The workforce is rapidly changing. As it grows more multicultural, youngerand more female, businesses are feeling the effects of "the power gap" --- the growing distance between frontline managers and workers from different backgrounds. The result? Misunderstanding, miscommunication, missed opportunity and loss of market share.
As Jane Hyun and Audrey S. Lee show in "FLEX: The New Playbook for Managing Across Differences," the key to managing today's diverse workforce lies in "flexing" -- the art of switching between leadership styles to more effectively communicate with and lead people who are different from you.
Portrait of a Fluent Leader
Fluent leaders consistently demonstrate a core set of beliefs and mind-sets that guide their actions in the workplace and in their communities.
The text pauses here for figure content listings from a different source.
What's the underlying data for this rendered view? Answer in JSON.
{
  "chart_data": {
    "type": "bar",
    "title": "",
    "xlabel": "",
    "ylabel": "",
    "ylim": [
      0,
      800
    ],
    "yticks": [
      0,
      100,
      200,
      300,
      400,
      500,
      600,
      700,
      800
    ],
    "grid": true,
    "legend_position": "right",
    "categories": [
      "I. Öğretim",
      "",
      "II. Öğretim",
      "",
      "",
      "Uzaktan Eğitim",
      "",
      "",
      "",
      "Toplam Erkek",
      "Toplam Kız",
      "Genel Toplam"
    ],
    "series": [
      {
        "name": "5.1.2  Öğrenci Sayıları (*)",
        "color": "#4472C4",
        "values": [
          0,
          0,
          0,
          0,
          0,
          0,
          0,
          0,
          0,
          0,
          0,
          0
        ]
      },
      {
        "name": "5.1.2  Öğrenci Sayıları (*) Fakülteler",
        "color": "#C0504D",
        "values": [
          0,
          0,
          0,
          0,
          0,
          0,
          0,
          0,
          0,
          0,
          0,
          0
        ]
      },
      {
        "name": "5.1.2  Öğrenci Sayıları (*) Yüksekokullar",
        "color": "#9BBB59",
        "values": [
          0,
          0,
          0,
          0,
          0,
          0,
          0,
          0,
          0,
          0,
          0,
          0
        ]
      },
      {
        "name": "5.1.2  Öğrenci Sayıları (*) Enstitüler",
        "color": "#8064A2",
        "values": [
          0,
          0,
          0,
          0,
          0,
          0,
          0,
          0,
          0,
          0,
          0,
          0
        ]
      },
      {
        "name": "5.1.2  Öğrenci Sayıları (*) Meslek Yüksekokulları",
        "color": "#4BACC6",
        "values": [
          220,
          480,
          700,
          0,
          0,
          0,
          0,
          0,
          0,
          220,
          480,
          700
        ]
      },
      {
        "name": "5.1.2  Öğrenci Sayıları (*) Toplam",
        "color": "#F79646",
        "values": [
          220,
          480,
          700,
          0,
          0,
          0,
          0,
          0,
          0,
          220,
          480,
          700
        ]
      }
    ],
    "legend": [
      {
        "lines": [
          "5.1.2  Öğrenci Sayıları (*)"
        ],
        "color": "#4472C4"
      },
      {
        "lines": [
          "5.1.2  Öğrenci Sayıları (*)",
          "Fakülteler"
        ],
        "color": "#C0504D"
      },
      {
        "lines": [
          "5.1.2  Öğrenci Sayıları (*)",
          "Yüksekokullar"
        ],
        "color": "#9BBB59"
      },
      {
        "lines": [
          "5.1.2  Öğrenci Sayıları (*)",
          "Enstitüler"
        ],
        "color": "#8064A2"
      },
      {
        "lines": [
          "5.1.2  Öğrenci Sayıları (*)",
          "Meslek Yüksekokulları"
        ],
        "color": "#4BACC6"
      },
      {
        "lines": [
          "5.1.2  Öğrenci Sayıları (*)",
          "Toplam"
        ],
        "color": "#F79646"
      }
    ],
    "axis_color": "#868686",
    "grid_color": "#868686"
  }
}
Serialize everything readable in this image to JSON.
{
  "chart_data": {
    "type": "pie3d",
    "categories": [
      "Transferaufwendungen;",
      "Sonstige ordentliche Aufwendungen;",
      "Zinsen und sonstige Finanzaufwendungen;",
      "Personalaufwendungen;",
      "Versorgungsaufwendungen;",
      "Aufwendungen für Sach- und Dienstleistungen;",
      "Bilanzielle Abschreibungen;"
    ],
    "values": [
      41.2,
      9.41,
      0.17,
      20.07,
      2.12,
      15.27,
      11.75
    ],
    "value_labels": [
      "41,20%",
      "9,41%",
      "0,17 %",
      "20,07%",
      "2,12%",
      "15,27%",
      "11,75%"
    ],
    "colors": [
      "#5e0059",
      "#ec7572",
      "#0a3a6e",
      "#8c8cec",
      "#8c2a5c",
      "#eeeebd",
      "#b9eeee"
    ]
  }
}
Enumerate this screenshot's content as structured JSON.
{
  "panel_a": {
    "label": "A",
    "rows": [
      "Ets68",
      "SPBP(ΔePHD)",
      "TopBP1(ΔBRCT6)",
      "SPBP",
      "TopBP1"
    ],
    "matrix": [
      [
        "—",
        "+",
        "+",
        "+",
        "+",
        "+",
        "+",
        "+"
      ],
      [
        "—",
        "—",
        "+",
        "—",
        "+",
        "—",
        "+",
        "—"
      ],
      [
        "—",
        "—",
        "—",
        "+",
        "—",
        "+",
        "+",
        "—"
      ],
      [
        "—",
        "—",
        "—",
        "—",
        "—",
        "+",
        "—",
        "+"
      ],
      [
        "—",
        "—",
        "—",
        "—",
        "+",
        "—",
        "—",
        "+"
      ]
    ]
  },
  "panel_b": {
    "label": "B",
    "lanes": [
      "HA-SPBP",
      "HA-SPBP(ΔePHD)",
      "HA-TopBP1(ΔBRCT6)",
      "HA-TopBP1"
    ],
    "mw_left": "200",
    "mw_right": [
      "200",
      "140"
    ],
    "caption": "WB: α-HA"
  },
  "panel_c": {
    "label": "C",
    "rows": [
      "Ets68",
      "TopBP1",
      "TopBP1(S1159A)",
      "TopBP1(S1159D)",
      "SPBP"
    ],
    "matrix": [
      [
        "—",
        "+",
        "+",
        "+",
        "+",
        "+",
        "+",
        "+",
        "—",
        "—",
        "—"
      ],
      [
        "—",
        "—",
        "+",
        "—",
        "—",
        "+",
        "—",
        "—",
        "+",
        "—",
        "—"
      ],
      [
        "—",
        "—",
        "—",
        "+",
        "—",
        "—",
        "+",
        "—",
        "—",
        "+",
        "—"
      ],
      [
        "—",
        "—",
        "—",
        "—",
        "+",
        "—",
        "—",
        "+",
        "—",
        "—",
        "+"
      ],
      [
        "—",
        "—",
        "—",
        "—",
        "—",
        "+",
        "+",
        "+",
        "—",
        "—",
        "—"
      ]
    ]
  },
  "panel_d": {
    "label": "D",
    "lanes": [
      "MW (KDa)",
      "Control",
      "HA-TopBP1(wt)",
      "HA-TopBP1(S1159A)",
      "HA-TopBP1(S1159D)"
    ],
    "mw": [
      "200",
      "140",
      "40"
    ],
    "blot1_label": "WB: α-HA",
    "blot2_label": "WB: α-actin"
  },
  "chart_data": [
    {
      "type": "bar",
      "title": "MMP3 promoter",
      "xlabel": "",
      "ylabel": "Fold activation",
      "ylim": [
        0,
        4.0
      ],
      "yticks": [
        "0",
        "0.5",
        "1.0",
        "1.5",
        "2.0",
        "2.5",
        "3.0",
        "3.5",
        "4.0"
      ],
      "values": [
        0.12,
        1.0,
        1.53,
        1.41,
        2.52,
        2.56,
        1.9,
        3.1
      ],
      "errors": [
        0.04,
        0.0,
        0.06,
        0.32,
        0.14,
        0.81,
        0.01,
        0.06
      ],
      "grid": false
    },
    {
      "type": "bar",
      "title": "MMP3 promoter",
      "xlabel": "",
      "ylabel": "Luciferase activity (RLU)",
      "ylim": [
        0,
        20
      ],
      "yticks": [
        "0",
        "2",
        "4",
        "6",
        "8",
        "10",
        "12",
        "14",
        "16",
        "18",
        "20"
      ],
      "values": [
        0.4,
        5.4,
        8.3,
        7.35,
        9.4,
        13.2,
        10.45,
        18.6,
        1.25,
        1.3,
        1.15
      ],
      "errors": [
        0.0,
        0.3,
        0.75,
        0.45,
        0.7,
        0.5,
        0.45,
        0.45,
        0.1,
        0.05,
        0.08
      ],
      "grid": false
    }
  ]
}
These collected traits, along with an intentional focus on improving their management skills form the basis of the tremendous influence, admiration and respect given them by their teams and, for some, by their clients and suppliers.
Fluent leader flexing is about having the ability to switch behaviors and styles in order to communicate more effectively with those who are different from you. It may help to think about flexing as "stretching" your interpersonal style or "reaching out" to meet someone else partway.
Self-aware leaders know it is easier to spot points of commonality in others if you refrain from positioning your way as the only way to get things done. This is a critical component of flexing across the power gap.
You can retain your value system and still stretch your style to meet someone different from you partway. In fact, one common theme about fluent leaders is their astute sense of self and strong personal moral core. Their behaviors are rooted in a value system that they stand by, regardless of whether it is aligned to their company culture.
There are critical traits for a fluent leader that encompasses the attitudes and behaviors needed to flex up, down and across. Fluent leaders have a good grasp of their own power gap preference. In practice, this typically means that they are self-awareenough to realize that they are more comfortable with less hierarchical structures, or that they prefer a certain communication style.
Adaptability is a key component of fluent leadership, indicating an ability to adapt to stretch your styles and preferences and sometimes exercise other styles in order to better interact with others. Fluent leaders are not rigid, constrained or trapped in a single-mode way of thinking. This is a fairly conventional definition of an innovative mind-set.
Fluent leaders are comfortable owning a leadership identity and effective at managing up, down and across the organization, as well as with customers and vendors. They can turn failures into teachable moments and maintain an ability to see the promise of their teams.